In my not-so-distant past, what I knew about writing came from the verbose novels I read at a young age—A Portrait of the Artist as a Young Man comes to mind. These works shaped my writing style. They taught me that writing should truly capture the author’s thought process and articulate it to the audience in exquisite detail (especially the case with Joyce’s stream of consciousness style). It also taught me that, above all else, writing is an art form and should be beautiful and emotionally evocative.
Unfortunately, this led to me developing a sort of aversion to simplicity and bluntness. I tried to emulate these writers because of how much I admired them, which influenced my writing practices by shutting me off to others’ feedback. I still consider my writing to be flowery, but Narrative Medicine has forced me to confront that. I still believe that writing should allow its audience to escape themselves for a bit and immerse themselves in someone else’s perspective. However, this course made me realize that for descriptive writing to be effective, it must be accessible to the audience and thus the rhetoric—primarily diction and tone—should be tailored according to them as well as the piece’s overall goal.
I struggled with this at the beginning of the course, as evidenced by my narrative essay and the piece I wrote about why I wanted to be a doctor. In my narrative reflection, I discussed how my “formal and stuffy academic language” was ill-suited for a vulnerable piece. It was my classmate’s peer review that drew attention to how “unnatural” my language was. Furthermore, in the latter (posted under “Non-Academic Writing”) I used “ileum,” “jaundiced,” and “miasma.” I can now see that this diction created a clinical tone, which may have alienated an audience given the subject matter.

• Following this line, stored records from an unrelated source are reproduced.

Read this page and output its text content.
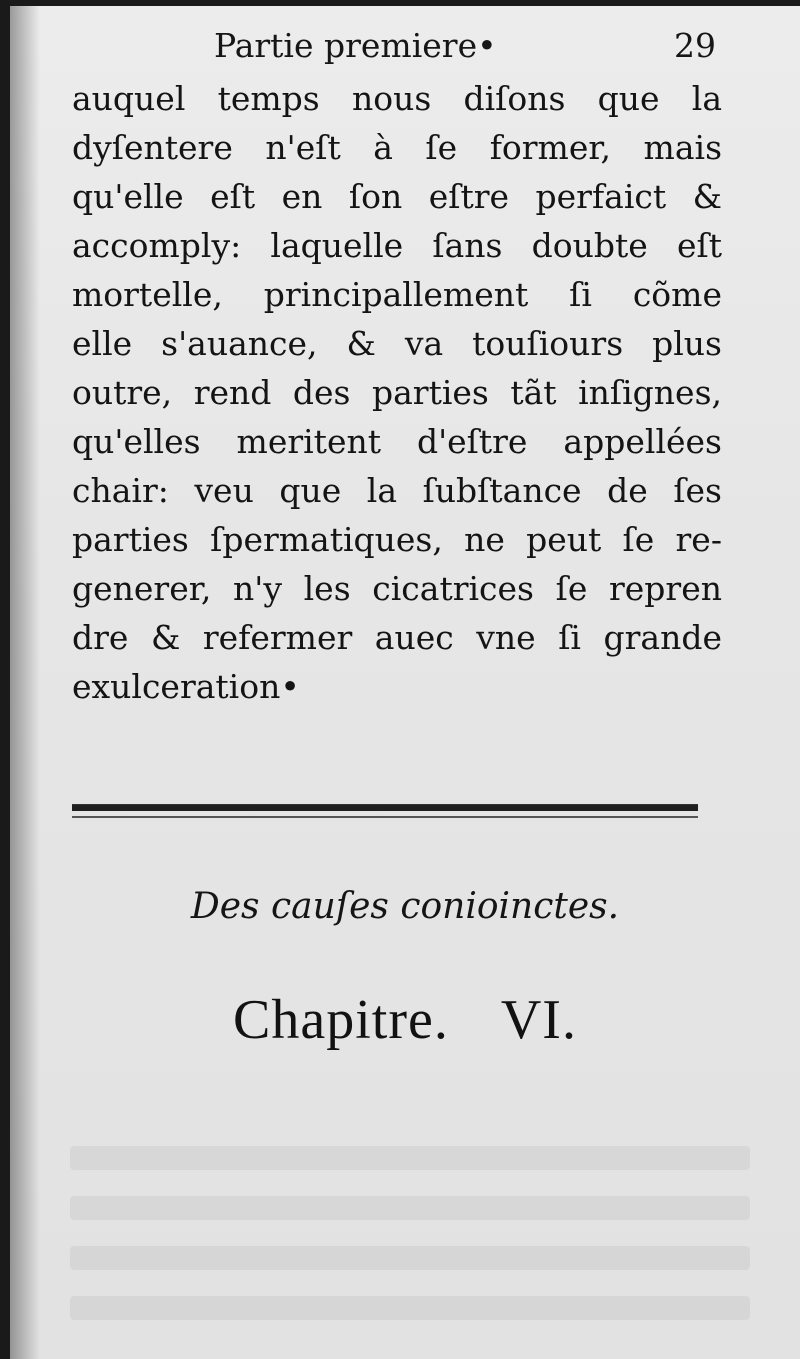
Partie premiere•	29
auquel temps nous diſons que la
dyſentere n'eſt à ſe former, mais
qu'elle eſt en ſon eſtre perfaict &
accomply: laquelle ſans doubte eſt
mortelle, principallement ſi cõme
elle s'auance, & va touſiours plus
outre, rend des parties tãt inſignes,
qu'elles meritent d'eſtre appellées
chair: veu que la ſubſtance de ſes
parties ſpermatiques, ne peut ſe re-
generer, n'y les cicatrices ſe repren
dre & refermer auec vne ſi grande
exulceration•
Des cauſes conioinctes.
Chapitre. VI.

However, I made a breakthrough in my critical lens essay. It was a challenge I enjoyed, making me realize the importance of keeping the reader in mind when crafting my work. It helped that I was passionate about my topic; I wanted the reader to fully understand what I had to say about Hannibal. This made me organize and format my paper differently from the large body paragraphs of my metaphor essay. I split the thesis statement into two discrete parts and incorporated that structure in my paper by making separate sections with bolded subheadings.
I followed this up by adding a separate section just to define the lens, breaking down Singer’s main ideas and writing concise, declarative sentences like “Essentially, sublime portrayals challenge our notions of a group. Beautiful ones do not.” My reflection documents how “I added almost as much as I cut out,” grudgingly sacrificing further elaboration of symbols to provide context and clear definitions. This, too, was prompted by a face-to-face peer review that expressed some confusion. Nevertheless, it paid off; I received more positive feedback saying that “the writing [was] elevated without [a] weird tone.”
This change can also be seen by reading my free writes from class and non-academic writing. For example, the fanfiction chapter I wrote also included an excessive amount of sophisticated diction, with words like “scion” and “politesse,” and. My finsta post is informal but complex, including a run-on sentence: “…and we had to wait…and I just…” I stated my thoughts as they came to me rather than expressing them comprehensibly. Additionally, even though my fiction pieces in September and October were vocabulary challenges, I also wrote in inflated words that were not on the list, like “pellucid.” Finally, there is a shift in the texts I exchanged with my friends. I wrote short, assertive statements as I did in the critical lens essay, except this time with a more casual tone that fits the context and familiar audience.
In conclusion, this course changed my theory of writing regarding the significance of the author-reader relationship. It has also influenced my writing practices. Not only am I more purposeful in choosing my words and tone, but now I bounce ideas off others when I brainstorm because of the peer review and feedback I received on drafts. Before this, I never received feedback from people my age. Now, I have learned that it is invaluable to have a second opinion to make sure my writing is intelligible to someone else. This is especially pertinent considering how one objective of narrative medicine is to foster empathy by sharing our stories, whether they be in text message or prosaic form.